My great-grandma and I share the same given name. We also share the fact that both of us stopped using our given names. I really loved her, she was a rascally, radical woman, a devious liar, a wonderful storyteller, and a chocolate fanatic. I want to do a series of comics on her life, celebrating who she was, and her connection to me. It feels important as I go on this path of becoming that I say goodbye – and celebrating my great-grandma seems like a great way of saying “thanks for the name, I really appreciated it, but now I’m going to let it go.”
TRANSCRIPT:
Panel 1:
Sam: (A person wearing a blue collared shirt, dark trousers, and is looking directly at the viewer. Eyebrows are raised and mouth is open. Arms are bent up at the elbows, with relaxed hands. Hips are pushed to one side. Aotearoa and Australia are drawn in the background.) I’m proud of who I am & where I’ve come from.
Panel 2:
Sam: (Facing and looking directly at the viewer, with a now unbuttoned shirt. Sam has raised eyebrows, big eyes, and an open mouth with slightly downturned edges. One arm is bent up at the elbow, its hand curled into an almost fist, the other arm is by Sam’s side.) And I am proud to hold your name. This is not a rejection of that.
Panel 3:
Sam: (Looking directly at the viewer with lowered eyebrows, and an open mouth with downturned edges. One arm is bent up at the elbow, its hand is closed around a finger-sized orange something, pulling it out of Sam’s chest.) But it’s time for me to let you go.
Panel 4:
Sam: (Looking directly at the viewer, with raised eyebrows, and an open mouth, with slightly upturned edges. One arm is being pushed back a little by the force of the yellow matter that is flowing out of Sam’s chest, and the other is obscured by the yellow matter. The yellow matter has inside of it; a row of 5 blue dots, a row of 8 blue dots, 2 blue feathers, 2 blue triangles, a blue rectangle, and 2 blue spirals.) And this is how I want to say Goodbye.

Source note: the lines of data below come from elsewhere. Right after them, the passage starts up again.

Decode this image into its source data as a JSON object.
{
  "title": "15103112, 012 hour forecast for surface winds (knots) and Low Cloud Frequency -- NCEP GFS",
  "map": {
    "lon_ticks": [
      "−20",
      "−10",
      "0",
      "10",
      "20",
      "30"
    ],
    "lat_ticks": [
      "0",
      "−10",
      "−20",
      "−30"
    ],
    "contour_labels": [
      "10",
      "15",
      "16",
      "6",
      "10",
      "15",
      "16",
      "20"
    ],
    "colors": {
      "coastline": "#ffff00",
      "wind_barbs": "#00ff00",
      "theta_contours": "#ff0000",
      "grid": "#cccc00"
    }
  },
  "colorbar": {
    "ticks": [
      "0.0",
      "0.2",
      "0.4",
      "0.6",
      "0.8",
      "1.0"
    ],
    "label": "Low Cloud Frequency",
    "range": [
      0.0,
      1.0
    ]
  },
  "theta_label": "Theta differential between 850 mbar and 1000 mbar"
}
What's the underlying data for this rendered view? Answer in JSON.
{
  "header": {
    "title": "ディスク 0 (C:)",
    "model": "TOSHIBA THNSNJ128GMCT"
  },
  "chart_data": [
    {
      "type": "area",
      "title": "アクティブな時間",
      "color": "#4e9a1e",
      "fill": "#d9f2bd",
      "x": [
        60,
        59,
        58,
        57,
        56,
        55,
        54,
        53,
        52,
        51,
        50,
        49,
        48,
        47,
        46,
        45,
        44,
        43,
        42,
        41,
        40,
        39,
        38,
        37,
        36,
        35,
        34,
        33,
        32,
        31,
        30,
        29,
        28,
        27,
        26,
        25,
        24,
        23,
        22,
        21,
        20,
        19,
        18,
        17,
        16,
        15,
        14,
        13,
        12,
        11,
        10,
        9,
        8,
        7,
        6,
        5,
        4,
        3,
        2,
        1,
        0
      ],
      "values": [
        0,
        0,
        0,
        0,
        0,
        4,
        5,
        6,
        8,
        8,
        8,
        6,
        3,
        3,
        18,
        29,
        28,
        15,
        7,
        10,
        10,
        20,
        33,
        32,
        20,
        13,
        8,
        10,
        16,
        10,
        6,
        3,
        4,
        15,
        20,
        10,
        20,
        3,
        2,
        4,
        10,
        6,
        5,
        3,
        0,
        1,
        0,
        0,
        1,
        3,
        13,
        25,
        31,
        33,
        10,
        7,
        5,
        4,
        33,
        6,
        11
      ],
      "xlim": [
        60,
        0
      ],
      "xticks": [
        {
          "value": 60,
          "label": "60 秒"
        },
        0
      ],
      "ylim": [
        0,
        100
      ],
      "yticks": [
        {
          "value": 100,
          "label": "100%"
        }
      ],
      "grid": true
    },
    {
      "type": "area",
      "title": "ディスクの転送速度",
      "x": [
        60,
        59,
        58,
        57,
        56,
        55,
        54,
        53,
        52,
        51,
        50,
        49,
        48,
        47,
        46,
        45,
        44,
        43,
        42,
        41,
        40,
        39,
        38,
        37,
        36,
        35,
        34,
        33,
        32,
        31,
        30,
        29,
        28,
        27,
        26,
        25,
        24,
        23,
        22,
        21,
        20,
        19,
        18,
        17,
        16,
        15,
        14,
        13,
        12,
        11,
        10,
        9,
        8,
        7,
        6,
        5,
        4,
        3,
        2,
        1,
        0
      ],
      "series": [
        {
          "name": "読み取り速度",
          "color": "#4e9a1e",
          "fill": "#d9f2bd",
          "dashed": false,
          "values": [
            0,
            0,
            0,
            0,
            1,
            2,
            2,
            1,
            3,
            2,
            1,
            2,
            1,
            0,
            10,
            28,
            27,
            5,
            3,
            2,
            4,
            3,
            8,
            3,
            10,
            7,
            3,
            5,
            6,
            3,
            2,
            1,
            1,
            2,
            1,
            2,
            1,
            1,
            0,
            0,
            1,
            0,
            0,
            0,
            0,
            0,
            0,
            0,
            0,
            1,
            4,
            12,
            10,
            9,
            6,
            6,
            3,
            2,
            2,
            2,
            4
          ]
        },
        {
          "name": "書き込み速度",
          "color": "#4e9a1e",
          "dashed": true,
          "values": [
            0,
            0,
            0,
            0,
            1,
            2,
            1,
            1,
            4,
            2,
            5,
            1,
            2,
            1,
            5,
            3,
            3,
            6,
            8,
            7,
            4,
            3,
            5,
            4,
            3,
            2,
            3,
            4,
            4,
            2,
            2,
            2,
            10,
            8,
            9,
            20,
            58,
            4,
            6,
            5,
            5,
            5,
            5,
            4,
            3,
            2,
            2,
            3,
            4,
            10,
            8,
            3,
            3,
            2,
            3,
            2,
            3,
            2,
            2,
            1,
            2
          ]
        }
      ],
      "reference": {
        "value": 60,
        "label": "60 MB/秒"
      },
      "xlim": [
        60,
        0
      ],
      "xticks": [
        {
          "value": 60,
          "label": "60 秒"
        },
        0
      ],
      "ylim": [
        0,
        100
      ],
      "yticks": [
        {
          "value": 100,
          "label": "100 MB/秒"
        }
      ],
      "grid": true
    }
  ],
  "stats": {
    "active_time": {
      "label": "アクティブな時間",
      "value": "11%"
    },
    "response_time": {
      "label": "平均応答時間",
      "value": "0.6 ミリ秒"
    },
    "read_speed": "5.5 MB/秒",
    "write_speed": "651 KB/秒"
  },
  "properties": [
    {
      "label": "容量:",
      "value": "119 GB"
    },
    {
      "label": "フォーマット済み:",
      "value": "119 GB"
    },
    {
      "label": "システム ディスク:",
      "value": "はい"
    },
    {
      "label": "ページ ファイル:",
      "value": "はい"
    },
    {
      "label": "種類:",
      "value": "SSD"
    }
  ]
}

Aw, I’m looking forward to reading those.
I lucked out a little… I was Lucretia, and in the end I decided to just become Lucretius. Luc, for short.
Cool, that’s an awesome name! And I think it makes it a bit easier on some levels if you don’t have to change your name too much. I’d been using Sam as a pseudonym for years before I really thought about it’s gendered relevance, and my given name would not ever be able to be transferred to a boyish one, so Sam felt so natural and fitting. Though lately it feels like people keep saying Sam and using female pronouns, which feels hard, so I feel like I need to pull out the “Sam, short for Samuel” line to ensure no confusion.
I was also named after a great-grandma, though I never knew her. It’s a Jewish tradition to name people after dead relatives, so…
But I think when I changed my name my Dad really took it as a rejection of him (since it’s his grandmum I was named after). I haven’t been able to do something to prove to him that that’s not what that is. I think what you’re doing is beautiful.